‘The 26 Words That Created the Internet’


Jeff Kosseff, Cornell, 313 pages, $26.95.

More than two decades ago, as members of Congress wrestled with how to build a legal framework around a nascent consumer internet, few really appreciated the future that they were shaping. Lawmakers, and later the Supreme Court, struggled to envision how this new technology would work. For the internet we have today, Jeff Kosseff writes in “The 26 Words That Created the Internet,” we can thank Section 230 of the Communications Decency Act of 1996, which protects platforms such as Facebook, Twitter and YouTube from legal liability for material posted on their sites by third parties. Kosseff argues that these companies, whose business models depend on user content, wouldn’t have prospered, and may not even have existed, had they been afraid of being sued whenever anyone posted something defamatory on their platforms.
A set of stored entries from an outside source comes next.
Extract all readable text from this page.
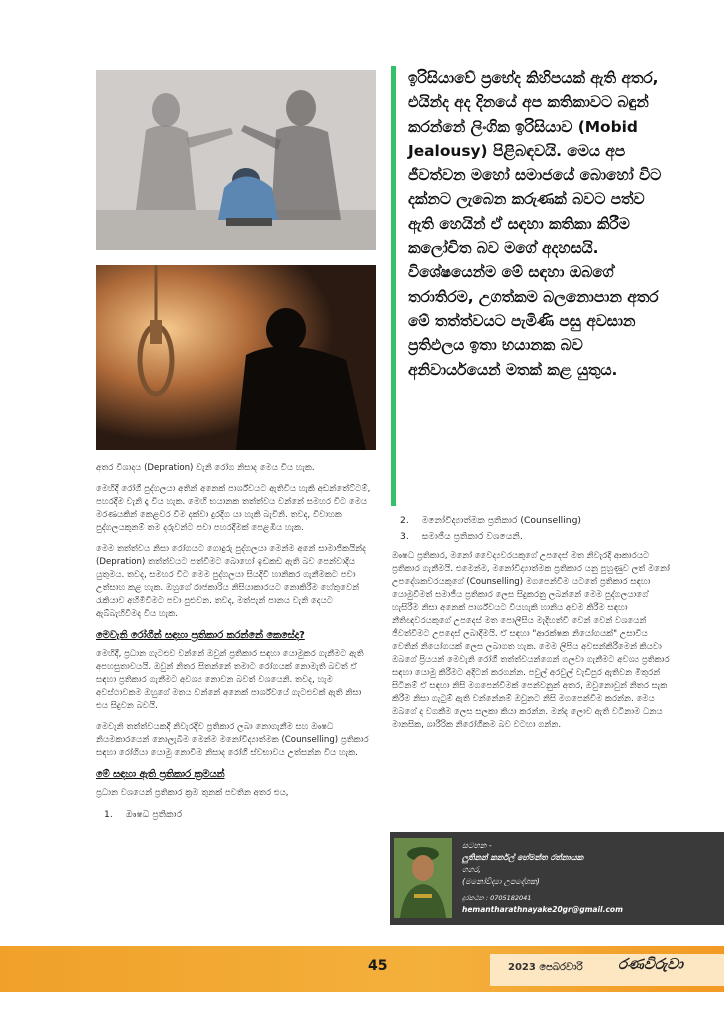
ඉරිසියාවේ ප්‍රභේද කිහිපයක් ඇති අතර, එයින්ද අද දිනයේ අප කතිකාවට බඳුන් කරන්නේ ලිංගික ඉරිසියාව (Mobid Jealousy) පිළිබඳවයි. මෙය අප ජීවත්වන මහෝ සමාජයේ බොහෝ විට දක්නට ලැබෙන කරුණක් බවට පත්ව ඇති හෙයින් ඒ සඳහා කතිකා කිරීම කලෝචිත බව මගේ අදහසයි. විශේෂයෙන්ම මේ සඳහා ඔබගේ තරාතිරම, උගත්කම බලනොපාන අතර මේ තත්ත්වයට පැමිණි පසු අවසාන ප්‍රතිඵලය ඉතා භයානක බව අනිවාර්යයෙන් මතක් කළ යුතුය.

අතර විශාදය (Depration) වැනි රෝග නිසාද මෙය විය හැක.

මෙහිදී රෝගී පුද්ගලයා අතින් අනෙක් පාර්ශ්වයට ඇතිවිය හැකි අඩන්තේට්ටම්, පහරදීම වැනි දෑ විය හැක. මෙහි භයානක තත්ත්වය වන්නේ සමහර විට මෙය මරණයකින් කෙළවර විම දක්වා දුරදිග යා හැකි බැවිනි. තවද, විවාහක පුද්ගලයකුනම් තම දරුවන්ට පවා පහරදීමක් පෙළඹිය හැක.

මෙම තත්ත්වය නිසා රෝගයට ගොදුරු පුද්ගලයා මෙන්ම අනේ සාමාජිකයින්ද (Depration) තත්ත්වයට පත්වීමට බොහෝ ඉඩකඩ ඇති බව පෙන්වාදිය යුතුමය. තවද, සමහර විට මෙම පුද්ගලයා සියදිවි හානිකර ගැනීමකට පවා උත්සාහ කළ හැක. ඔහුගේ රාජකාරිය නිසියාකාරයට නොකිරීම හේතුවෙන් රැකියාව අහිමිවීමට පවා පුළුවන. තවද, මත්පැන් පානය වැනි දෙයට ඇබ්බැහිවීමද විය හැක.

මෙවැනි රෝගීන් සඳහා ප්‍රතිකාර කරන්නේ කෙසේද?

මෙහිදී, ප්‍රධාන ගැටළුව වන්නේ ඔවුන් ප්‍රතිකාර සඳහා යොමුකර ගැනීමට ඇති අපහසුතාවයයි. ඔවුන් නිතර සිතන්නේ තමාට රෝගයක් නොමැති බවත් ඒ සඳහා ප්‍රතිකාර ගැනීමට අවශ්‍ය නොවන බවත් වශයෙනි. තවද, හැම අවස්ථාවකම ඔහුගේ මතය වන්නේ අනෙක් පාර්ශ්වයේ ගැටළුවක් ඇති නිසා එය සිදුවන බවයි.

මෙවැනි තත්ත්වයකදී නිවැරදිව ප්‍රතිකාර ලබා නොගැනීම සහ ඖෂධ නියමකාරයෙන් නොලැබීම මෙන්ම මනෝවිද්‍යාත්මක (Counselling) ප්‍රතිකාර සඳහා රෝගියා යොමු නොවීම නිසාද රෝගී ස්වභාවය උත්සන්න විය හැක.

මේ සඳහා ඇති ප්‍රතිකාර ක්‍රමයන්

ප්‍රධාන වශයෙන් ප්‍රතිකාර ක්‍රම තුනක් පවතින අතර එය,

1. ඖෂධ ප්‍රතිකාර
2. මනෝවිද්‍යාත්මක ප්‍රතිකාර (Counselling)
3. සමාජීය ප්‍රතිකාර වශයෙනි.

ඖෂධ ප්‍රතිකාර, මනෝ වෛද්‍යවරයකුගේ උපදෙස් මත නිවැරදි ආකාරයට ප්‍රතිකාර ගැනීමයි. එමෙන්ම, මනෝවිද්‍යාත්මක ප්‍රතිකාර යනු පුහුණුව ලත් මනෝ උපදේශකවරයකුගේ (Counselling) මගපෙන්වීම යටතේ ප්‍රතිකාර සඳහා යොමුවීමත් සමාජීය ප්‍රතිකාර ලෙස සිදුකරනු ලබන්නේ මෙම පුද්ගලයාගේ හැසිරීම නිසා අනෙක් පාර්ශ්වයට වියහැකි හානිය අවම කිරීම සඳහා නීතිඥවරයකුගේ උපදෙස් මත පොලීසිය මැදිහත්වී වෙන් වෙන් වශයෙන් ජීවත්වීමට උපදෙස් ලබාදීමයි. ඒ සඳහා "ආරක්ෂක නියෝගයක්" උසාවිය වෙතින් නියෝගයක් ලෙස ලබාගත හැක. මෙම ලිපිය අවසන්කිරීමෙන් කියවා ඔබගේ ප්‍රියයන් මෙවැනි රෝගී තත්ත්වයන්ගෙන් ගලවා ගැනීමට අවශ්‍ය ප්‍රතිකාර සඳහා යොමු කිරීමට අදිටන් කරගන්න. පවුල් අරවුල් වැඩිපුර ඇතිවන මිතුරන් සිටිනම් ඒ සඳහා නිසි මගපෙන්වීමක් පෙන්වනුන් අතර, ඔවුනොවුන් නිතර සැක කිරීම නිසා ගැටුම් ඇති වන්නේනම් ඔවුනට නිසි මගපෙන්වීම කරන්න. මෙය ඔබගේ ද වගකීම ලෙස සලකා කියා කරන්න. මන්ද ලොව ඇති වටිනාම ධනය මානසික, ශාරීරික නිරෝගීකම බව වටහා ගන්න.

සටහන -
ලුතිනන් කර්නල් හේමන්ත රත්නායක
ගගර,
(මනෝවිද්‍යා උපදේශක)
දුරකථන : 0705182041
hemantharathnayake20gr@gmail.com
45	2023 පෙබරවාරි රණවිරුවා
Today, it’s not clear that tech companies have held up their end of the deal, with the recent proliferation of misinformation, conspiracies, terrorist propaganda and foreign meddling in elections. Other countries, including the United Kingdom, have proposed or initiated crackdowns on the companies for damaging content posted by third parties. Kosseff thinks the law could be adjusted in some places but, like many internet law scholars, he says an outright repeal would be overkill. His book includes a persuasive argument that the user-generated internet enabled by Section 230 gives oppressed groups a voice and the ability to organize. He cites the #MeToo movement as an example.